Medical Oncology Department, Hospital Universitari Vall d'Hebron, Vall d'Hebron Institute of Oncology, Barcelona, Spain.
Medical Oncology Department, Parc Taulí Hospital Universitari, Institut d'Investigació i Innovació Parc Taulí I3PT, Universitat Autònoma de Barcelona, Sabadell, Spain.
Int J Radiat Oncol Biol Phys. 2019 Feb 1;103(2):344-352. doi: 10.1016/j.ijrobp.2018.10.005. Epub 2018 Oct 12.
Docetaxel improves survival in patients with metastatic prostate cancer. This randomized phase 2 trial aimed to assess the activity of weekly docetaxel with radiation therapy (RT) plus androgen deprivation in patients with high-risk localized prostate cancer. The study examined the benefit of 9 weekly docetaxel administrations to RT plus 3 years of luteinizing hormone-releasing hormone analogues.

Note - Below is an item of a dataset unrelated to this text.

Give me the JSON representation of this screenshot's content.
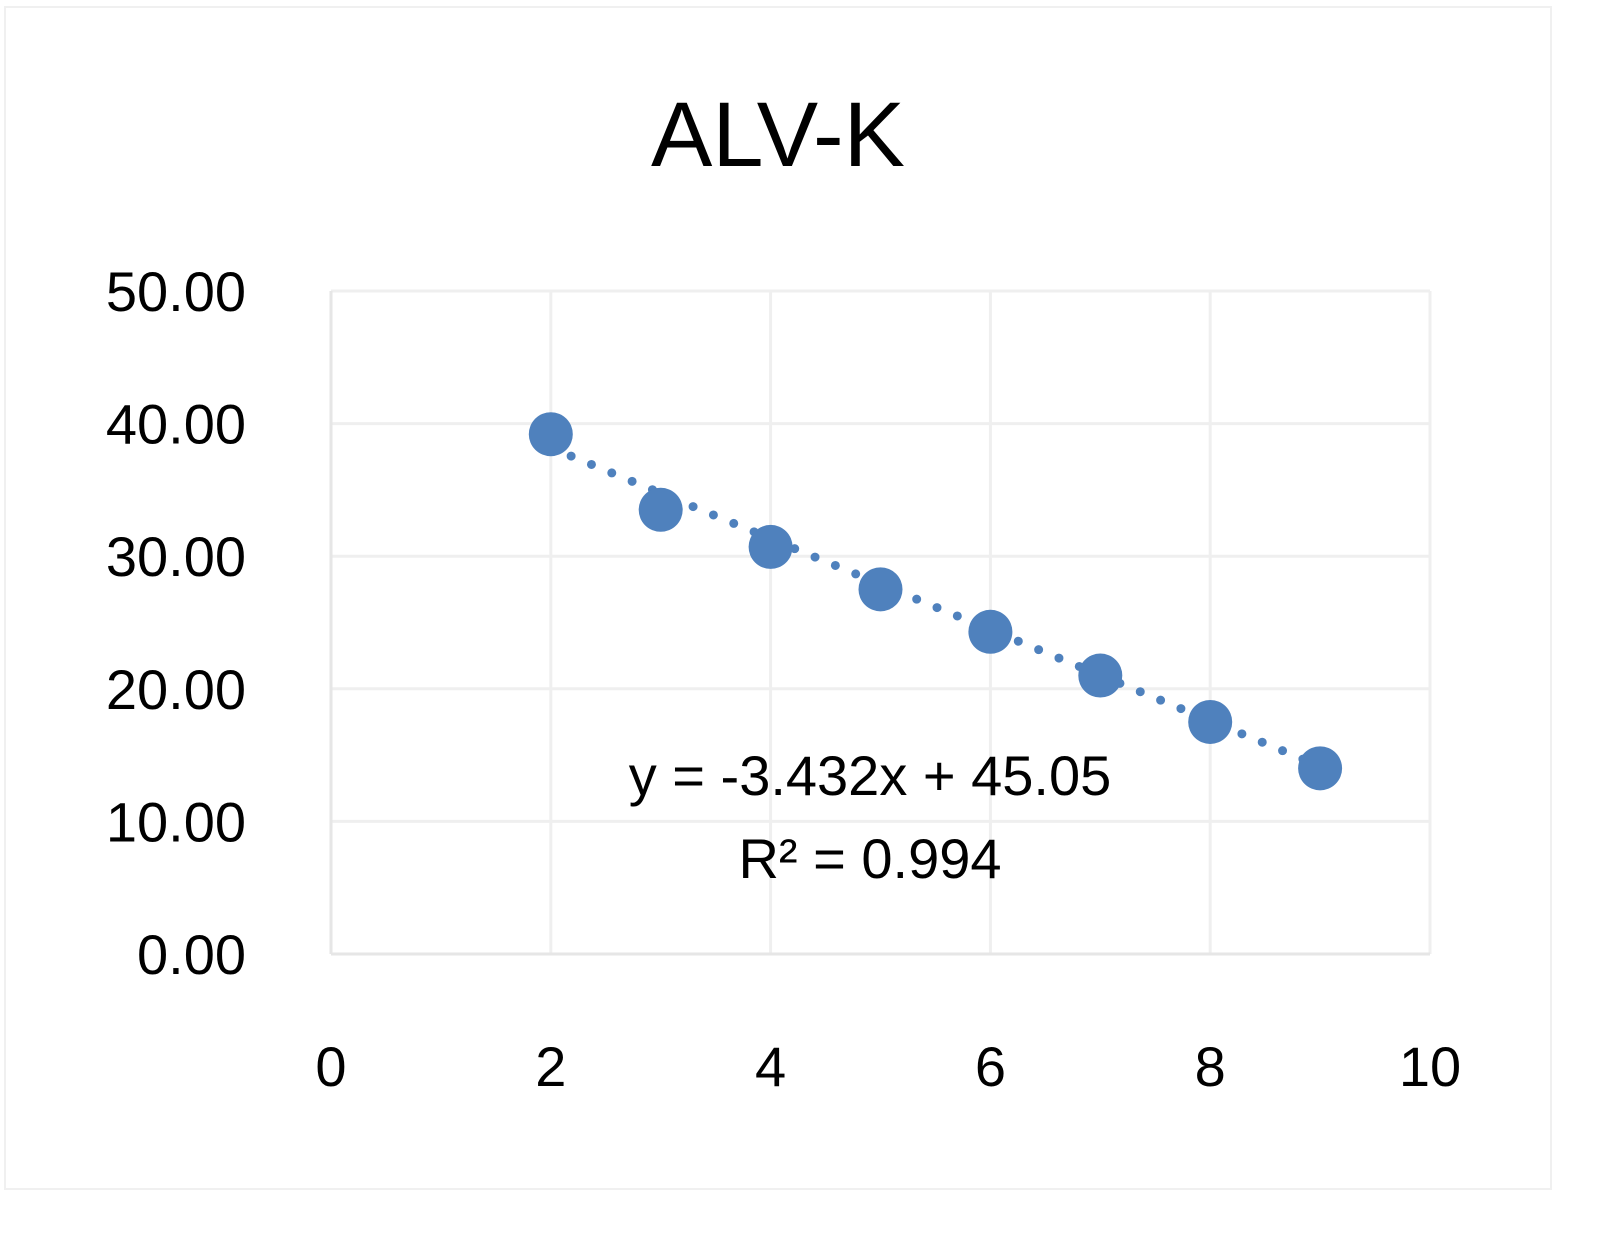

A total of 132 patients were recruited for the study. Patients' characteristics included T3-T4 stage (81.1%), Gleason score ≥8 (77.3%), prostate-specific antigen level >20 ng/mL (28.9%), and pN+ (18.2%). All patients included in the trial received either the standard-of-care control arm with luteinizing hormone-releasing hormone analogues plus RT (arm A) or the experimental arm (RT + 9 weekly cycles of docetaxel + 3 years of androgen deprivation therapy, arm B). The primary objective was to achieve a high percentage of patients who were free of biochemical recurrence within 5 years of randomization. Secondary endpoints included biochemical recurrence-free survival (BRFS), progression-free survival (PFS), overall survival (OS), clinical response rate, biochemical response rate, and toxicity.
No difference between the arms of the study was found in biochemical recurrence (93.4% at 60 months for arm A vs 85.3% for arm B; P = .3297). PFS at 60 months was 93.4% and 83.7% in arms A and B, respectively (P = .2532). Five-year survival was 93.3% (95% confidence interval, 83.1-97.45) in arm A versus 93.6% (83.8-97.55) in arm B; median PFS and OS have not been reached. Prostate-specific antigen level ≤0.2 ng/mL at 3 months after the end of treatment was seen in 81.25% of patients in arm A compared with 90.48% of patients in arm B (P = .2028). BRFS was not significantly different between treatment arms. Diarrhea was the main nonhematologic toxicity. Long-term follow-up has not yet been enough to meet median PFS and OS.
Concurrent weekly docetaxel can be administered safely with standard doses of RT without a significant increase in the toxicity profile. No statistically significant differences for 5-year BRFS, PFS, and OS have been observed when docetaxel was added to conventional treatment.
多西他赛可提高转移性前列腺癌患者的生存率。本随机 2 期试验旨在评估高危局限性前列腺癌患者每周多西他赛联合放射治疗(RT)加雄激素剥夺治疗的疗效。该研究考察了在 RT 基础上加用 9 个周期每周多西他赛联合 3 年促黄体激素释放激素类似物治疗的获益。
共有 132 例患者入组该研究。患者特征包括 T3-T4 期(81.1%)、Gleason 评分≥8(77.3%)、前列腺特异性抗原(PSA)水平>20ng/mL(28.9%)和 pN+(18.2%)。所有入组患者均接受标准治疗(黄体生成素释放激素类似物加 RT,A 组)或试验组(RT+9 个周期每周多西他赛+3 年雄激素剥夺治疗,B 组)。主要终点是在随机分组后 5 年内实现较高比例的生化无复发生存率。次要终点包括生化无复发生存(BRFS)、无进展生存(PFS)、总生存(OS)、临床缓解率、生化缓解率和毒性。
研究组之间的生化复发率无差异(A 组为 60 个月时 93.4%,B 组为 85.3%;P=0.3297)。60 个月时 PFS 分别为 A 组 93.4%和 B 组 83.7%(P=0.2532)。A 组 5 年生存率为 93.3%(95%置信区间,83.1-97.45),B 组为 93.6%(83.8-97.55);中位 PFS 和 OS 尚未达到。A 组有 81.25%的患者在治疗结束后 3 个月时 PSA 水平≤0.2ng/mL,B 组有 90.48%的患者(P=0.2028)。BRFS 在治疗组之间无显著差异。腹泻是主要的非血液学毒性。长期随访尚未足以达到中位 PFS 和 OS。
每周多西他赛联合标准剂量 RT 治疗可安全进行,且毒性谱无显著增加。当多西他赛联合常规治疗时,5 年 BRFS、PFS 和 OS 无统计学显著差异。